Eberly College of Science

Marker Lectures in Evolutionary Biology to take place March 14-15

Clifford Tabin, a professor in the Department of Genetics at Harvard Medical School and also the chairman of the department, will present the Russell Marker Lectures in Evolutionary Biology on March 14 and 15 on Penn State's University Park campus. The free public lectures are sponsored by the Penn State Eberly College of Science. The series includes a lecture intended for a general audience titled "Revisiting Evolutionary Examples Used by Darwin: New Insights in the Varied Beaks of Darwin's Finches and Regressive Evolution in Cave Fish" at 5 p.m. on Monday, March 14. Tabin also will give a more specialized lecture titled "Evolution and Development of Gut and Limb Pattern" at 4 p.m. on Tuesday, March 15. Both lectures will take place in the Berg Auditorium, 100 Life Sciences Building.

Tabin's research focuses on the genetic pathways that establish morphological form and structure during development and how evolution tweaks such pathways to generate diversity in the animal world. In the general-audience presentation, he will focus on the interplay between developmental mechanisms and physical forces generated within tissues in establishing the intricate looping and coiling pattern of the vertebrate gut. He will show how models for gut development are derived through studies of the chick and are verified by the modified gut coiling observed in birds that have adapted to a very different diet. In the more specialized lecture, he will discuss the evolution of limb development; specifically, the morphological changes in the hindlimb of hopping rodents such as the jerboa.

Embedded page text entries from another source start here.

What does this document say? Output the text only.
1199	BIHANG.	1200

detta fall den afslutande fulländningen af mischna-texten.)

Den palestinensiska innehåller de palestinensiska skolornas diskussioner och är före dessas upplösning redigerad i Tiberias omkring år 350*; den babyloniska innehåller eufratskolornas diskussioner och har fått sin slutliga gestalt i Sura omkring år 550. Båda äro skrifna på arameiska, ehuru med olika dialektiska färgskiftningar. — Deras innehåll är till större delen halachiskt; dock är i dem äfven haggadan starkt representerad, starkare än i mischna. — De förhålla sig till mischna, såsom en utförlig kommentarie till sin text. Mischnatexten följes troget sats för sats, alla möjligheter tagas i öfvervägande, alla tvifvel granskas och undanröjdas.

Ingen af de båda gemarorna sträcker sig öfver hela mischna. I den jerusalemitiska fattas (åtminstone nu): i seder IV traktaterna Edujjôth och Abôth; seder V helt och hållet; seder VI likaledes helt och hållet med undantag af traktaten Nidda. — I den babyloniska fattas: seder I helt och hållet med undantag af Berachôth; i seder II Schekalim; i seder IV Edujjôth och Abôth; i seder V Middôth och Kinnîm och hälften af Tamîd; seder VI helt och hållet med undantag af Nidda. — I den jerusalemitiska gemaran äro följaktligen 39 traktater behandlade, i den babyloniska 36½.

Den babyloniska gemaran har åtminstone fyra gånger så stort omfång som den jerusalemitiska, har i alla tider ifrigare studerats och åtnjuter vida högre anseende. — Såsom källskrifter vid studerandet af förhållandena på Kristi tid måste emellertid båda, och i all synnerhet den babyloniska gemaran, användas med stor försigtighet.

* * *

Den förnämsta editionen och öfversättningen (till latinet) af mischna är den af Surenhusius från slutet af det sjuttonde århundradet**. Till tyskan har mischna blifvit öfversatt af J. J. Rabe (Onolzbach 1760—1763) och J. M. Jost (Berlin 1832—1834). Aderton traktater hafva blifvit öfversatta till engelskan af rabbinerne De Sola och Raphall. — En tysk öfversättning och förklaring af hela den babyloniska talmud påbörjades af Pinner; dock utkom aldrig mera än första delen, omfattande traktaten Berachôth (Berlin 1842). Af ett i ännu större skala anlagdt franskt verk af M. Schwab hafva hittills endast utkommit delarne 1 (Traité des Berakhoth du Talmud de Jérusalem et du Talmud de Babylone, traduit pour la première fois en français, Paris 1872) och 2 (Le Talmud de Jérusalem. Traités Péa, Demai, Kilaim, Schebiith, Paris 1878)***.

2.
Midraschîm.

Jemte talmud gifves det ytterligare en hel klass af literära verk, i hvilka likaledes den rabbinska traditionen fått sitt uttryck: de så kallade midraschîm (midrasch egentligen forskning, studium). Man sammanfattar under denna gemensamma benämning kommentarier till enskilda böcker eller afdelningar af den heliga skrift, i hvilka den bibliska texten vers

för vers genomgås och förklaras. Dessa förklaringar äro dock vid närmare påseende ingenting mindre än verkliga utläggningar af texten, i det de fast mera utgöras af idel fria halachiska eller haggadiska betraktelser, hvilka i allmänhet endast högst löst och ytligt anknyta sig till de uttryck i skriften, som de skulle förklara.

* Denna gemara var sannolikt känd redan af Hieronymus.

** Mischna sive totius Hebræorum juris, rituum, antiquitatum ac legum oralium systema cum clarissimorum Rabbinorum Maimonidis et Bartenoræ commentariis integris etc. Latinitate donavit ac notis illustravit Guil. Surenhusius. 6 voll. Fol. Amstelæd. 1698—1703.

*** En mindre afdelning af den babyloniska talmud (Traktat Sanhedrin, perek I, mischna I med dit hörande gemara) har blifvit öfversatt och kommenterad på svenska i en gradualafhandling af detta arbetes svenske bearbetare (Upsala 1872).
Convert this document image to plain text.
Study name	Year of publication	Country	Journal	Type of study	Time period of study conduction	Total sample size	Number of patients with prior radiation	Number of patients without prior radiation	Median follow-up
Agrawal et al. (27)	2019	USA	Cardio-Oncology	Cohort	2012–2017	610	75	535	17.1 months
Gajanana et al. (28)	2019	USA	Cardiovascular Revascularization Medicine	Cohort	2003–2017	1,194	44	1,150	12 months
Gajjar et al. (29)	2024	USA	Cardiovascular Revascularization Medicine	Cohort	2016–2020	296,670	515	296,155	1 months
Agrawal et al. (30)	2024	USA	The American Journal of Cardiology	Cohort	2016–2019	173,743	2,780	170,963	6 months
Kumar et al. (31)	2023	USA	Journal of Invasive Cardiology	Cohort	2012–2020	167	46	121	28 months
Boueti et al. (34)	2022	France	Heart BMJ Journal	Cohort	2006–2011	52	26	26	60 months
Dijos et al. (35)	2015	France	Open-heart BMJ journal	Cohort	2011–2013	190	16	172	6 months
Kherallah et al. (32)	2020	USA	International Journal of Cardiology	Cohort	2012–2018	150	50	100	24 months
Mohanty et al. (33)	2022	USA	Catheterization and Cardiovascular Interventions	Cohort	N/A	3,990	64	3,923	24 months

Tabin's lab is credited with the first use of retroviral vectors for gene transfer into developing chick embryos, and with the discovery of the first genes involved in regulating left-right asymmetry in the embryo. In addition, Tabin has made many contributions to limb-development research, as well as research involving the isolation of the Sonic hedgehog gene. Tabin also has studied the evolution of cave fish, and he has examined the way evolution has produced different morphologies such as the distinct beaks in different species of Darwin's Finches.

In addition to his work as a professor at Harvard Medical School, Tabin heads an international effort to establish a medical school in Kathmandu to train physicians to serve the needs of the rural poor of Nepal. He has earned numerous awards including a March of Dimes Prize in Developmental Biology in 2008 and a University of Chicago Professional Achievement Citation in 2005. He is a member of the National Academy of Sciences and he has served on the editorial boards of many professional journals including Science, the Journal of Negative Results in Biomedicine, Genes and Development, and Developmental Biology. He has published numerous papers in refereed journals such as Nature, the Journal of Virology, and Molecular and Cellular Biology.

Before becoming a faculty member at Harvard Medical School's Department of Genetics in 1989, Tabin was an independent fellow at Massachusetts General Hospital where he studied limb regeneration and limb development. As a postdoctoral fellow at Harvard University from 1985 to 1986, he worked on other aspects of developmental biology. Tabin earned a Ph.D. degree at the Massachusetts Institute of Technology in 1984 and a bachelor's degree at the University of Chicago in 1976.